No, El Dorado Is Not In a Strip Club, and Yes, the Food Is Good

cochinita-street-taco_eldoradoDid you know there’s a restaurant next to Sapphire? You may not think to look, but to the left of the massive doors of the “World’s Largest Gentlemen’s Club” is another set of doors that lead to El Dorado Cantina Restaurant & Bar (3025 Industrial Rd., 702-722-2289, Trust me: Once you walk in, you’ll totally forget that there’s nothing but a red wall that separates the Mexican restaurant from 70,000 square feet of nearly-naked women. [Insert obligatory tacos and tacos joke here. OK, moving on.]

Don’t let geography influence your expectations; El Dorado is putting out some really excellent, honest-to-goodness Mexican fare, emphasizing organic, sustainable ingredients and non-GMO and hormone-free meat.
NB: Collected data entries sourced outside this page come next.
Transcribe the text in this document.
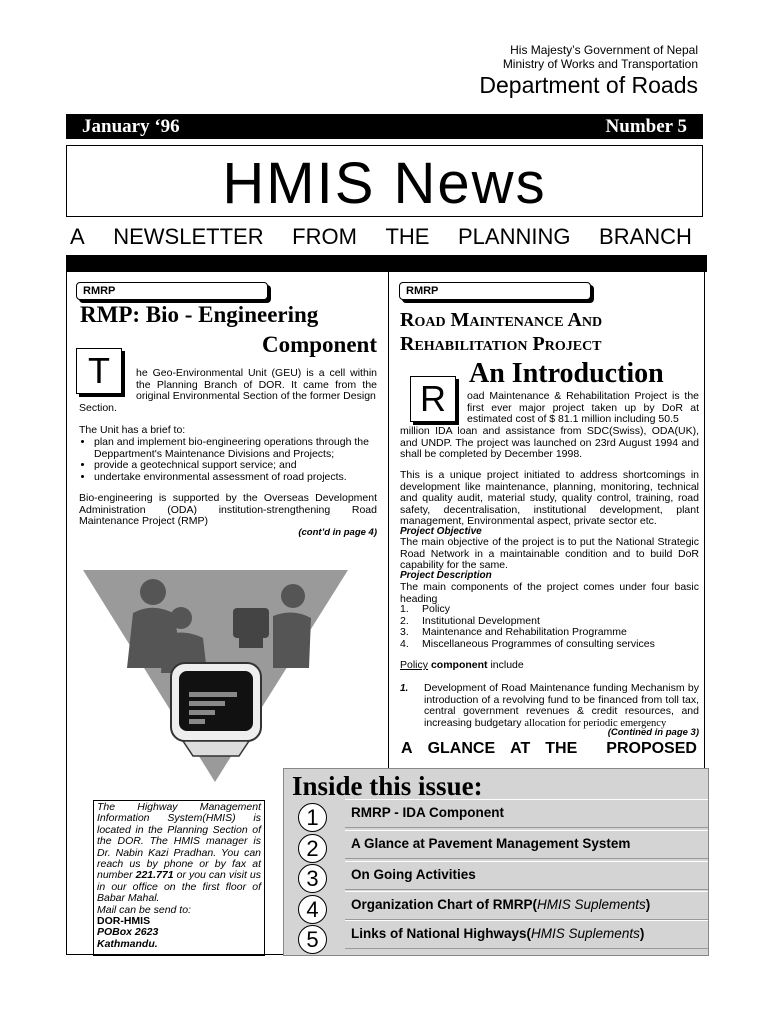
His Majesty’s Government of Nepal
Ministry of Works and Transportation
Department of Roads
January ‘96	Number 5
HMIS News
A NEWSLETTER FROM THE PLANNING BRANCH
RMRP
RMP: Bio - Engineering
Component
T	he Geo-Environmental Unit (GEU) is a cell within the Planning Branch of DOR. It came from the original Environmental Section of the former Design
Section.
The Unit has a brief to:
• plan and implement bio-engineering operations through the Deppartment's Maintenance Divisions and Projects;
• provide a geotechnical support service; and
• undertake environmental assessment of road projects.
Bio-engineering is supported by the Overseas Development Administration (ODA) institution-strengthening Road Maintenance Project (RMP)
(cont’d in page 4)
RMRP
Road Maintenance And
Rehabilitation Project
An Introduction
R	oad Maintenance & Rehabilitation Project is the first ever major project taken up by DoR at estimated cost of $ 81.1 million including 50.5
million IDA loan and assistance from SDC(Swiss), ODA(UK), and UNDP. The project was launched on 23rd August 1994 and shall be completed by December 1998.
This is a unique project initiated to address shortcomings in development like maintenance, planning, monitoring, technical and quality audit, material study, quality control, training, road safety, decentralisation, institutional development, plant management, Environmental aspect, private sector etc.
Project Objective
The main objective of the project is to put the National Strategic Road Network in a maintainable condition and to build DoR capability for the same.
Project Description
The main components of the project comes under four basic heading
1. Policy
2. Institutional Development
3. Maintenance and Rehabilitation Programme
4. Miscellaneous Programmes of consulting services
Policy component include
1. Development of Road Maintenance funding Mechanism by introduction of a revolving fund to be financed from toll tax, central government revenues & credit resources, and increasing budgetary allocation for periodic emergency
(Contined in page 3)
A GLANCE AT THE PROPOSED
The Highway Management Information System(HMIS) is located in the Planning Section of the DOR. The HMIS manager is Dr. Nabin Kazi Pradhan. You can reach us by phone or by fax at number 221.771 or you can visit us in our office on the first floor of Babar Mahal.
Mail can be send to:
DOR-HMIS
POBox 2623
Kathmandu.
Inside this issue:
1	RMRP - IDA Component
2	A Glance at Pavement Management System
3	On Going Activities
4	Organization Chart of RMRP(HMIS Suplements)
5	Links of National Highways(HMIS Suplements)
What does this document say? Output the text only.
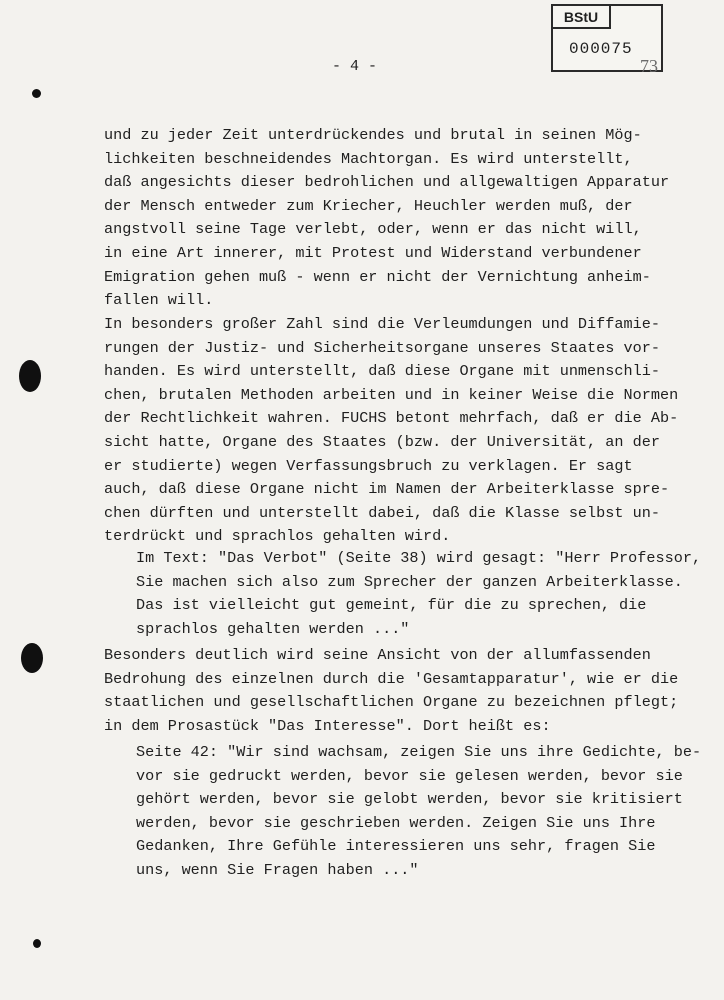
BStU
000075
73
- 4 -

und zu jeder Zeit unterdrückendes und brutal in seinen Mög-
lichkeiten beschneidendes Machtorgan. Es wird unterstellt,
daß angesichts dieser bedrohlichen und allgewaltigen Apparatur
der Mensch entweder zum Kriecher, Heuchler werden muß, der
angstvoll seine Tage verlebt, oder, wenn er das nicht will,
in eine Art innerer, mit Protest und Widerstand verbundener
Emigration gehen muß - wenn er nicht der Vernichtung anheim-
fallen will.

In besonders großer Zahl sind die Verleumdungen und Diffamie-
rungen der Justiz- und Sicherheitsorgane unseres Staates vor-
handen. Es wird unterstellt, daß diese Organe mit unmenschli-
chen, brutalen Methoden arbeiten und in keiner Weise die Normen
der Rechtlichkeit wahren. FUCHS betont mehrfach, daß er die Ab-
sicht hatte, Organe des Staates (bzw. der Universität, an der
er studierte) wegen Verfassungsbruch zu verklagen. Er sagt
auch, daß diese Organe nicht im Namen der Arbeiterklasse spre-
chen dürften und unterstellt dabei, daß die Klasse selbst un-
terdrückt und sprachlos gehalten wird.

Im Text: "Das Verbot" (Seite 38) wird gesagt: "Herr Professor,
Sie machen sich also zum Sprecher der ganzen Arbeiterklasse.
Das ist vielleicht gut gemeint, für die zu sprechen, die
sprachlos gehalten werden ..."

Besonders deutlich wird seine Ansicht von der allumfassenden
Bedrohung des einzelnen durch die 'Gesamtapparatur', wie er die
staatlichen und gesellschaftlichen Organe zu bezeichnen pflegt;
in dem Prosastück "Das Interesse". Dort heißt es:

Seite 42: "Wir sind wachsam, zeigen Sie uns ihre Gedichte, be-
vor sie gedruckt werden, bevor sie gelesen werden, bevor sie
gehört werden, bevor sie gelobt werden, bevor sie kritisiert
werden, bevor sie geschrieben werden. Zeigen Sie uns Ihre
Gedanken, Ihre Gefühle interessieren uns sehr, fragen Sie
uns, wenn Sie Fragen haben ..."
I’m a huge fan of the cochinita pibil, a platter of large chunks of slow-roasted achiote pork shoulder, and the chicken tostada, made with tender shredded chicken and topped with crema and slivers of radishes. And yes, there were tacos, my favorite being the al pastor: grilled, marinated pork with roasted pineapple.

On the subject of being surprised by restaurants, I have made my maiden voyage to Flavortown, Guy Fieri’s Vegas Kitchen & Bar (in the Quad, 702-731-3311, Every dish on the menu is turned up to 11—tons of strong flavors, loads of ingredients in every bite—but after a while, it all kind of blends together. It’s like construction starting outside your window on a Monday morning, pulling your brain in different directions because it’s new and aggressive. But by Wednesday, you don’t even notice the jackhammer constantly beating against the ground.
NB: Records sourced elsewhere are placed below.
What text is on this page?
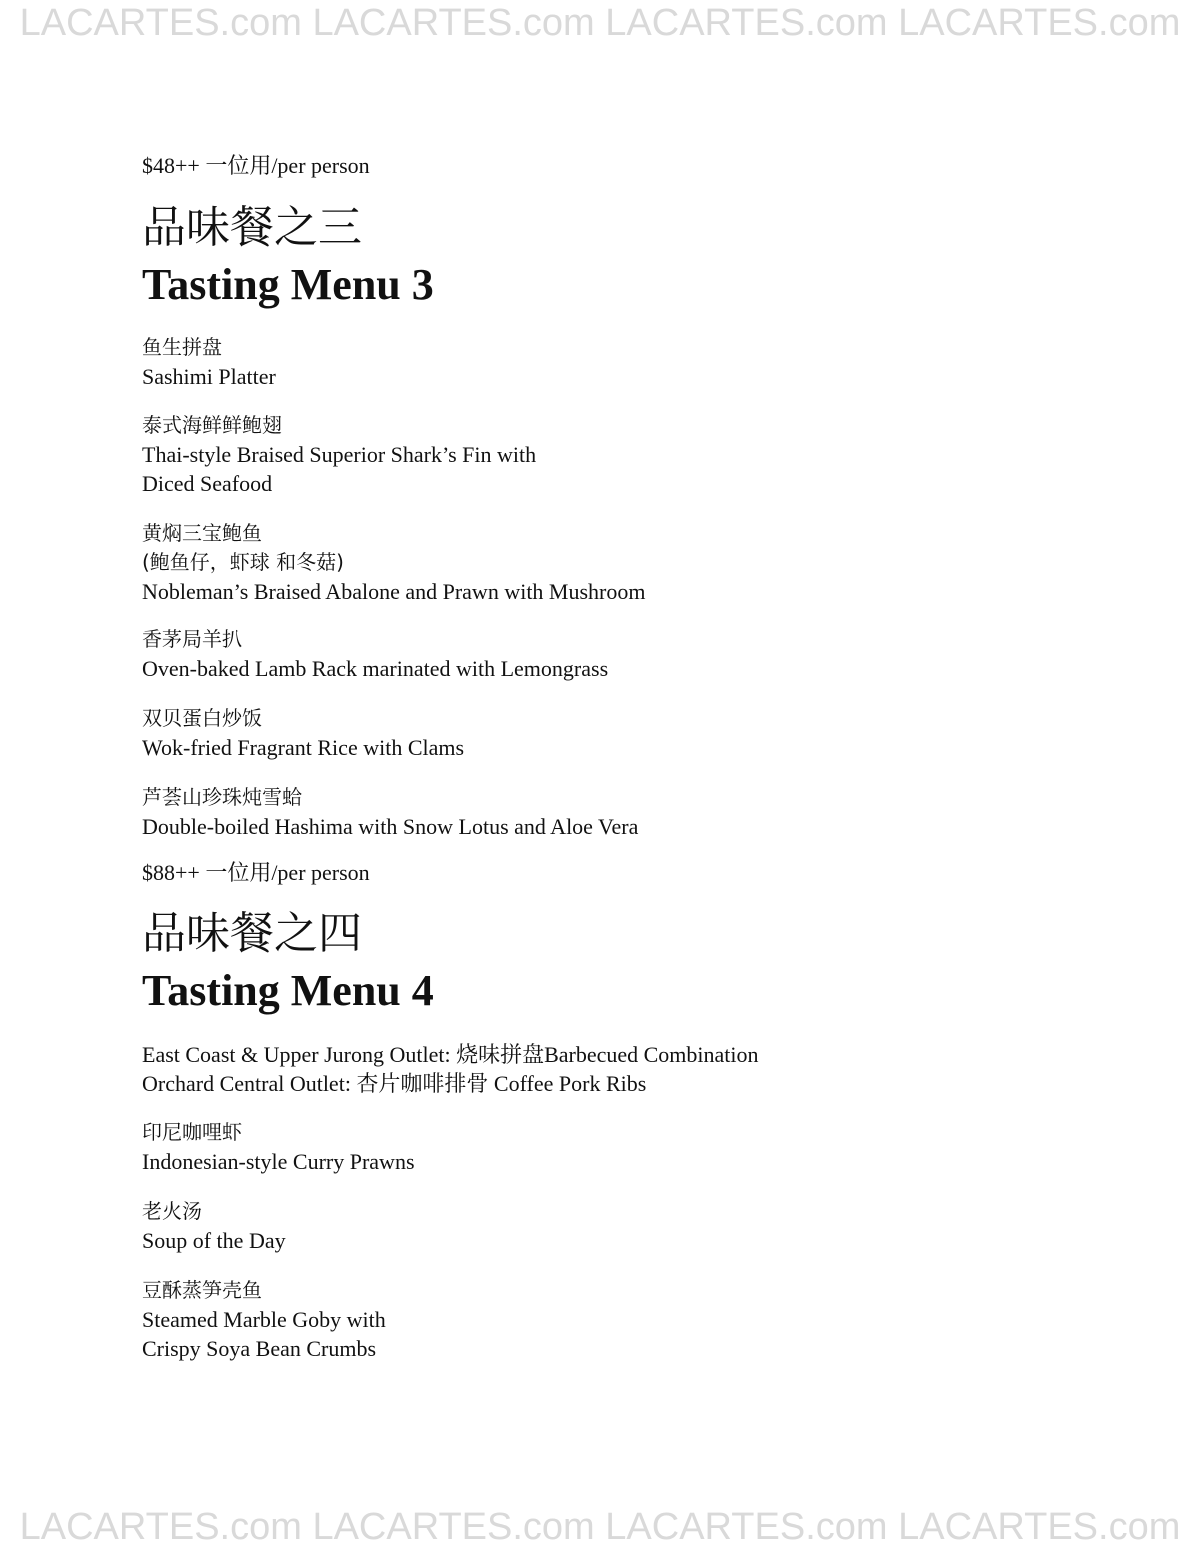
LACARTES.com LACARTES.com LACARTES.com LACARTES.com
$48++ 一位用/per person
品味餐之三
Tasting Menu 3
鱼生拼盘
Sashimi Platter
泰式海鲜鲜鲍翅
Thai-style Braised Superior Shark’s Fin with
Diced Seafood
黄焖三宝鲍鱼
(鲍鱼仔，虾球 和冬菇)
Nobleman’s Braised Abalone and Prawn with Mushroom
香茅局羊扒
Oven-baked Lamb Rack marinated with Lemongrass
双贝蛋白炒饭
Wok-fried Fragrant Rice with Clams
芦荟山珍珠炖雪蛤
Double-boiled Hashima with Snow Lotus and Aloe Vera
$88++ 一位用/per person
品味餐之四
Tasting Menu 4
East Coast & Upper Jurong Outlet: 烧味拼盘Barbecued Combination
Orchard Central Outlet: 杏片咖啡排骨 Coffee Pork Ribs
印尼咖哩虾
Indonesian-style Curry Prawns
老火汤
Soup of the Day
豆酥蒸笋壳鱼
Steamed Marble Goby with
Crispy Soya Bean Crumbs
LACARTES.com LACARTES.com LACARTES.com LACARTES.com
One of my first dishes, the Guy-talian Fondue Dippers (pepperoni-wrapped breadsticks served with a sausage and smoky provolone dipping sauce) set the bar with punchy flavors and an assortment of textures, as did the well-constructed Los Nachos del Jefe, topped with chorizo, cheddar and cotija cheese, black beans, jalapeños and red onions. By the time we got to the Mac + Cheese Bacon Burger and Lava Rock shrimp tacos our taste buds felt overworked. Yet I was enjoying the food so much that I kept eating. Each dish felt like an embodiment of Fieri himself: bold, in your face, huge personality. And that’s something I can appreciate.

Here’s a bonus game to keep you foodies entertained during your Guy Fieri experience: Any time you see “Guy” on the menu, pronounce it “ghee” as in Guy Savoy across the street, and pretend that the French titan has traded in his artichoke black truffle soup for sausage cheese dip. It really puts things in perspective.